Other Internet Resources Related to Cleft Lip/Cleft Palate
The material presented here is intended for use by parents as suggestions for caring for an infant born with cleft lip and/or cleft palate. It was prepared by a group of parents from Prescription Parents whose children were born with cleft lip and/or cleft palate and are being treated at various hospitals in the Boston area. For their invaluable help and contributions, appreciation is extended to: Mrs. Richard J. Carey, Mrs. Lois C. LaBonte, Mrs. Marcia L. McGrath, Mrs. Ann Anderson, Mrs. Lillian Rawan, Mrs. Judy Eagen, Mrs. Sandra Lemmo, Mrs. Naomi Towvim, Mrs. Gay Porter, Mrs. Gael C. Sullivan, and Mrs. Caroyn Malfa.
Prescription Parents, Inc., the sponsor of this packet, is a group of parents and professionals interested in the care of the child born with cleft palate. Many of the physicians and specialists treating your infant are active in our group. Further information regarding the group and the special needs of children born with these conditions is available from Prescription Parents on request. You might like to be included on our mailing list and receive our newsletter by mail, you might like to attend one of our informational meetings, or you might like to talk with another mother whose infant is being treated at the same hospital as your baby and who may be able to allay your worries a bit. [Click here for information about the organization].
To formulate the suggestions included here, Prescription Parents sent out a questionnaire to members and compiled their answers; it was felt that the material represents many areas of concern to parents. Any parent with questions, of course, should ask the physician or specialist treating the infant; the information presented here only supplements such advice and contains parental suggestions for caring for your infant. Also, this collection of suggestions are those that worked for some parents and babies. Infants with cleft lip and palate, like all infants, will vary widely and what works for one child does not necessarily work for another. By far it is most important that the baby feel loved and accepted. A relaxed parent who can hold and cuddle his infant lovingly is making the most important contribution to the psychological development of his child.

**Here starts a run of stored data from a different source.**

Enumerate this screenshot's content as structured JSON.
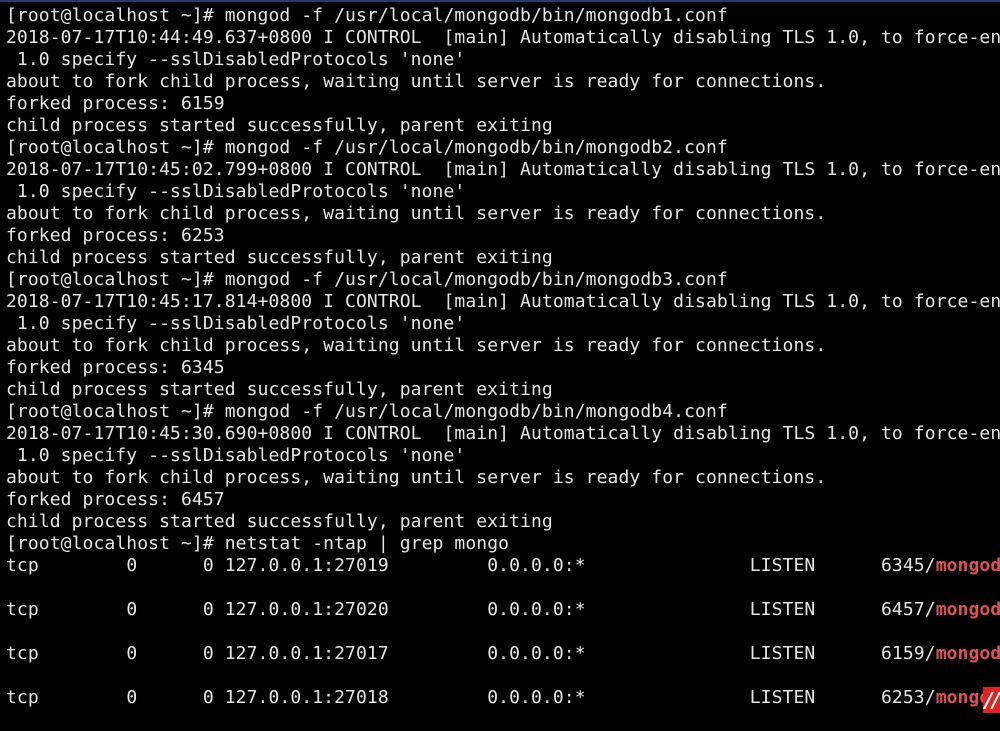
{
  "terminal": {
    "prompt": "[root@localhost ~]# ",
    "lines": [
      {
        "type": "cmd",
        "text": "mongod -f /usr/local/mongodb/bin/mongodb1.conf"
      },
      {
        "type": "out",
        "text": "2018-07-17T10:44:49.637+0800 I CONTROL  [main] Automatically disabling TLS 1.0, to force-enable TLS"
      },
      {
        "type": "out",
        "text": " 1.0 specify --sslDisabledProtocols 'none'"
      },
      {
        "type": "out",
        "text": "about to fork child process, waiting until server is ready for connections."
      },
      {
        "type": "out",
        "text": "forked process: 6159"
      },
      {
        "type": "out",
        "text": "child process started successfully, parent exiting"
      },
      {
        "type": "cmd",
        "text": "mongod -f /usr/local/mongodb/bin/mongodb2.conf"
      },
      {
        "type": "out",
        "text": "2018-07-17T10:45:02.799+0800 I CONTROL  [main] Automatically disabling TLS 1.0, to force-enable TLS"
      },
      {
        "type": "out",
        "text": " 1.0 specify --sslDisabledProtocols 'none'"
      },
      {
        "type": "out",
        "text": "about to fork child process, waiting until server is ready for connections."
      },
      {
        "type": "out",
        "text": "forked process: 6253"
      },
      {
        "type": "out",
        "text": "child process started successfully, parent exiting"
      },
      {
        "type": "cmd",
        "text": "mongod -f /usr/local/mongodb/bin/mongodb3.conf"
      },
      {
        "type": "out",
        "text": "2018-07-17T10:45:17.814+0800 I CONTROL  [main] Automatically disabling TLS 1.0, to force-enable TLS"
      },
      {
        "type": "out",
        "text": " 1.0 specify --sslDisabledProtocols 'none'"
      },
      {
        "type": "out",
        "text": "about to fork child process, waiting until server is ready for connections."
      },
      {
        "type": "out",
        "text": "forked process: 6345"
      },
      {
        "type": "out",
        "text": "child process started successfully, parent exiting"
      },
      {
        "type": "cmd",
        "text": "mongod -f /usr/local/mongodb/bin/mongodb4.conf"
      },
      {
        "type": "out",
        "text": "2018-07-17T10:45:30.690+0800 I CONTROL  [main] Automatically disabling TLS 1.0, to force-enable TLS"
      },
      {
        "type": "out",
        "text": " 1.0 specify --sslDisabledProtocols 'none'"
      },
      {
        "type": "out",
        "text": "about to fork child process, waiting until server is ready for connections."
      },
      {
        "type": "out",
        "text": "forked process: 6457"
      },
      {
        "type": "out",
        "text": "child process started successfully, parent exiting"
      },
      {
        "type": "cmd",
        "text": "netstat -ntap | grep mongo"
      }
    ],
    "netstat_rows": [
      {
        "proto": "tcp",
        "recvq": "0",
        "sendq": "0",
        "local": "127.0.0.1:27019",
        "foreign": "0.0.0.0:*",
        "state": "LISTEN",
        "pid": "6345/",
        "prog": "mongod"
      },
      {
        "proto": "tcp",
        "recvq": "0",
        "sendq": "0",
        "local": "127.0.0.1:27020",
        "foreign": "0.0.0.0:*",
        "state": "LISTEN",
        "pid": "6457/",
        "prog": "mongod"
      },
      {
        "proto": "tcp",
        "recvq": "0",
        "sendq": "0",
        "local": "127.0.0.1:27017",
        "foreign": "0.0.0.0:*",
        "state": "LISTEN",
        "pid": "6159/",
        "prog": "mongod"
      },
      {
        "proto": "tcp",
        "recvq": "0",
        "sendq": "0",
        "local": "127.0.0.1:27018",
        "foreign": "0.0.0.0:*",
        "state": "LISTEN",
        "pid": "6253/",
        "prog": "mongod"
      }
    ],
    "colors": {
      "background": "#000000",
      "text": "#e6e6e6",
      "grep_highlight": "#e0505a"
    }
  },
  "watermark": {
    "label": "//"
  }
}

During the first few confusing weeks our members found that by
taking one day at a time, the problems fell into line and were
resolved. The initial shock, concern, and anxiety that we all
experience wore off as we understood the hopeful prognosis for our
babies.
Parents responding to the questionnaire reported many emotions they felt when they first saw or heard about their babies' conditions. They said they felt fear, confusion, anxiety, and sadness. These emotions were intensified further if, as unfortunately happens, the baby was transferred from the maternity hospital to the pediatric hospital and thus was separated from the mother who remained in the maternity hospital. The mothers indicated that they could not remember what the baby's defect looked like and missed the natural warm feelings a mother has when she can touch and cuddle her newborn. Also, this practice suggests that the baby's defect is more serious than it really is. These and many other feelings are shared by many members of our group; we have all had to deal with grandparents, relatives, and friends who sometimes have misunderstood the baby's problem and its cause.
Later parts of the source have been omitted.